Another reason why I wanted to venture into East Asian literature is that Chinese literature is an uncharted territory for me. Despite its massive influence and vast landscape, it is part of the literary world that I rarely ventured into despite several attempts to do so. I also wanted to read the acclaimed Four Great Classical Novels of Chinese literature; I already read an abridged version of Dream of the Red Chambers. To redress this, I am already reading my second novel by a Chinese writer this year; three is the most I read in a year. It was during the most recent Big Bad Wolf Sale that I encountered Yan Lianke’s Dream of Ding Village. I barely had any iota about the writer now had I encountered any of his works before. Intrigued by the novel’s premise, I obtained a copy of it and made it part of my ongoing foray into the works of East Asian writers.

Originally published in 2006 in Chinese as 丁庄梦 (Dīng zhuāng mèng)), the novel was translated into English in 2011. Immediately, the readers are apprised of the events that are unfolding. The reader’s guide across this landscape is the spirit of twelve-year-old Ding Qiang. He was poisoned and died at the start of the novel. The perpetrator was not unmasked but the motivation for his killing was clear. The villagers were angry at Qiang’s family, especially his father Ding Hui. Over a decade ago, Hui rose to prominence by introducing to the village the blood trade; a visit to another Chinese city where the denizens grew rich by selling blood inspired him. In a short period, he became the village’s blood kingpin. What he did not foresee was that his reckless handling of the blood donors resulted in their contamination. The villagers who donated blood contracted HIV and AIDS.

How the mighty has fallen. One by one, the villagers started to manifest symptoms of AIDS. They simply referred to it as the “fever”. As death started to mount – in a village of 800, the dichotomy can clearly be seen – the anger toward the Ding family also grew. One of the voices of reason was Hui’s father – Qiang’s grandfather – Ding Shuiyang who was the caretaker of the school. He tried to rally for his fellow villagers; the village had no appointed chairman so he was de facto chairman. He also asked his son to bow before the victims and ask for their forgiveness. Hui, however, refused to do so. Instead, Hui tried everything in his power to capitalize on the situation. He also wanted to move out of the village and reestablish himself in the city. The villagers, on the other hand, are getting angrier.

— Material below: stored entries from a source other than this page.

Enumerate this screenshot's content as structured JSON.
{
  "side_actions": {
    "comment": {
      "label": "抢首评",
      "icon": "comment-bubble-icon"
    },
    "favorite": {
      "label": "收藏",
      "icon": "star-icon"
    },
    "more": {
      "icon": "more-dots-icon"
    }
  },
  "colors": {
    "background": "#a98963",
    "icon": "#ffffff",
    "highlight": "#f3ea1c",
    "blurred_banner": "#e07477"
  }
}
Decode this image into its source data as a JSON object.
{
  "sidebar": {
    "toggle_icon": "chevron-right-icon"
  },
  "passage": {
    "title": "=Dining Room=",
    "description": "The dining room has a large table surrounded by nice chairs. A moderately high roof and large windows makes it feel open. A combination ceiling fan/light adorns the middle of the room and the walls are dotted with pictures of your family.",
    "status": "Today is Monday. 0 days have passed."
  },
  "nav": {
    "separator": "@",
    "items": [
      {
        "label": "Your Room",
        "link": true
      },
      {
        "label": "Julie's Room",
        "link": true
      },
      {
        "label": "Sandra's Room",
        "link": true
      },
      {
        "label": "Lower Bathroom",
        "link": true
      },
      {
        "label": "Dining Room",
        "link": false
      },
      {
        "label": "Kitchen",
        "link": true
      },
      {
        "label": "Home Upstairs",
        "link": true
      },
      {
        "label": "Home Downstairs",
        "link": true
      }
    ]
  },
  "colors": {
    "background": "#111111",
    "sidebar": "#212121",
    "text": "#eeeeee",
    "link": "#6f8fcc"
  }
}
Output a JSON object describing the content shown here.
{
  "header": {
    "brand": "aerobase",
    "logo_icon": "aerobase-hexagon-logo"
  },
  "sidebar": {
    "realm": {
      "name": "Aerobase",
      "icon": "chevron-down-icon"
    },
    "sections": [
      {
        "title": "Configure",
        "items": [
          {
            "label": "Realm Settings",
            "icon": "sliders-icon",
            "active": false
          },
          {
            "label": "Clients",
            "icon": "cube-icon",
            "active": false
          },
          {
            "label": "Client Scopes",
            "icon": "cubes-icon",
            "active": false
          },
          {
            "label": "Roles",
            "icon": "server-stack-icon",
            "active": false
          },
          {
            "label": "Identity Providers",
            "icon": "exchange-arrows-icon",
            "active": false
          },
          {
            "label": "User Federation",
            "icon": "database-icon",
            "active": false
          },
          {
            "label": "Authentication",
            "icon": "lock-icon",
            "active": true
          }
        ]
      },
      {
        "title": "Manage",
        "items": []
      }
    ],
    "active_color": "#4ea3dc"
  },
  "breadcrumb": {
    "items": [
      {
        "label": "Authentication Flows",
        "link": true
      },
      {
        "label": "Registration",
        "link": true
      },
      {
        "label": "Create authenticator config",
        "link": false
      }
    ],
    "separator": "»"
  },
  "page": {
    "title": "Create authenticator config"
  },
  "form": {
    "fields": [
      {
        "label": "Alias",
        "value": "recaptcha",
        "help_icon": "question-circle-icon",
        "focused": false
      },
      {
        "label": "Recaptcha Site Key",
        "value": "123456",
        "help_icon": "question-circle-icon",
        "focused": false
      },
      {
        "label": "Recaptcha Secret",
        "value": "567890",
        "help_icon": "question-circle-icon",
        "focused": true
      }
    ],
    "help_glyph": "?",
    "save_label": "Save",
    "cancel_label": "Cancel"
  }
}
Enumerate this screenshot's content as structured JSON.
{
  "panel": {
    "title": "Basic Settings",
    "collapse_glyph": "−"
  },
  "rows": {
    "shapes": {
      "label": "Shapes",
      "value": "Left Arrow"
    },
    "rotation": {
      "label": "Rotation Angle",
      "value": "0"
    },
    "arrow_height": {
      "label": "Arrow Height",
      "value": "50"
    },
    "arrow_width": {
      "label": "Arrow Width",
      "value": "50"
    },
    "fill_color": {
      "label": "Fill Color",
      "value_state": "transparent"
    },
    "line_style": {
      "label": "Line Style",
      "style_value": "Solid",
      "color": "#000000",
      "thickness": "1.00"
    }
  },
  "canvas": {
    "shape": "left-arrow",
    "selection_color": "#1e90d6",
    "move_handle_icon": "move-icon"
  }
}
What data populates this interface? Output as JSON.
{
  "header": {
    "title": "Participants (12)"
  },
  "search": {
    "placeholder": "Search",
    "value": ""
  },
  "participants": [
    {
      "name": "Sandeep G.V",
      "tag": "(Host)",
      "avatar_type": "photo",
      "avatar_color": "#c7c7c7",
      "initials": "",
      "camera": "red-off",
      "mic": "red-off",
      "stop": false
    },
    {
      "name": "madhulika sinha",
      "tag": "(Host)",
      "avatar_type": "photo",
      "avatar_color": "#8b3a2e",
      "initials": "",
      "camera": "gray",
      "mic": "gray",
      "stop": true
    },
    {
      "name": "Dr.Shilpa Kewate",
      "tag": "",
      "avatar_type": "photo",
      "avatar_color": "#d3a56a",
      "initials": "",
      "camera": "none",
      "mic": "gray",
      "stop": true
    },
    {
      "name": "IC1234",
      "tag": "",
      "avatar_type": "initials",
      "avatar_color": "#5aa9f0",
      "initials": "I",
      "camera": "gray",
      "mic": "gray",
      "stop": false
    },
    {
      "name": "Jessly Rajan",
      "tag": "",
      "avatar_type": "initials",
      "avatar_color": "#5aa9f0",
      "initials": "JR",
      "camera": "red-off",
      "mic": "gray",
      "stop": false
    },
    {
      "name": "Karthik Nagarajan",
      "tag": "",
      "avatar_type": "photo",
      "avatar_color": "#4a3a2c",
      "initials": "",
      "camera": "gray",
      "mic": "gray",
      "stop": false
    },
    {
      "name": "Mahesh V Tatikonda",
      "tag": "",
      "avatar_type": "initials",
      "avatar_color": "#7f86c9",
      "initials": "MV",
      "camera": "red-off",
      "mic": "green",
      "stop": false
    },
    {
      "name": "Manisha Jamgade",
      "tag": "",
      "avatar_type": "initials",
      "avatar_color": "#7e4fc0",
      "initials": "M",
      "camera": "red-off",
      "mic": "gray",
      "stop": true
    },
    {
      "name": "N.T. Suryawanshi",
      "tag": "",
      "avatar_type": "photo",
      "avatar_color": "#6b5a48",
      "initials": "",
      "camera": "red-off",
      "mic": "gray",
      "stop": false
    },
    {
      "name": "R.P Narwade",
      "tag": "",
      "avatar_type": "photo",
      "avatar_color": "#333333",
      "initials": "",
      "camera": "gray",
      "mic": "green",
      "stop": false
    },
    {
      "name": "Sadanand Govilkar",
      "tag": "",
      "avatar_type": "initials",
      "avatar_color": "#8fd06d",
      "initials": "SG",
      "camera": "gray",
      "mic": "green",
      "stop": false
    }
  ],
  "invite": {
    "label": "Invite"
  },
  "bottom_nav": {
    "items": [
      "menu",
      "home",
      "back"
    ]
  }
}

This is simply a very interesting read because it is based on actual events. Lianke worked undercover to investigate the scandal which eventually sparked a major AIDS crisis in China. For three years, he posed as an assistant to an anthropologist, traveling from village to village to document the impact of the outbreak. It was no surprise the book was immediately banned after its initial publication; the ban, however, is said to have been lifted in 2011. The novel captured how disease and mortality unraveled rural life. It also vividly painted the portrait of a family on the cusp of collapse. More importantly, the novel is subtly scathing – the writer admitted scaling it down to pass China’s stringent censorship – commentary on China’s social and political structures, read: totalitarianism. We read how these structures have adversely impacted the denizens of the village. In a way, Ding village was a microcosm.

I am nearly done with the novel. I am approaching its climax and I am looking forward to understanding more about this concern that plagued China. How about you fellow reader? What book or books have you read over the weekend? I hope you get to enjoy whatever you are reading right now. Happy weekend!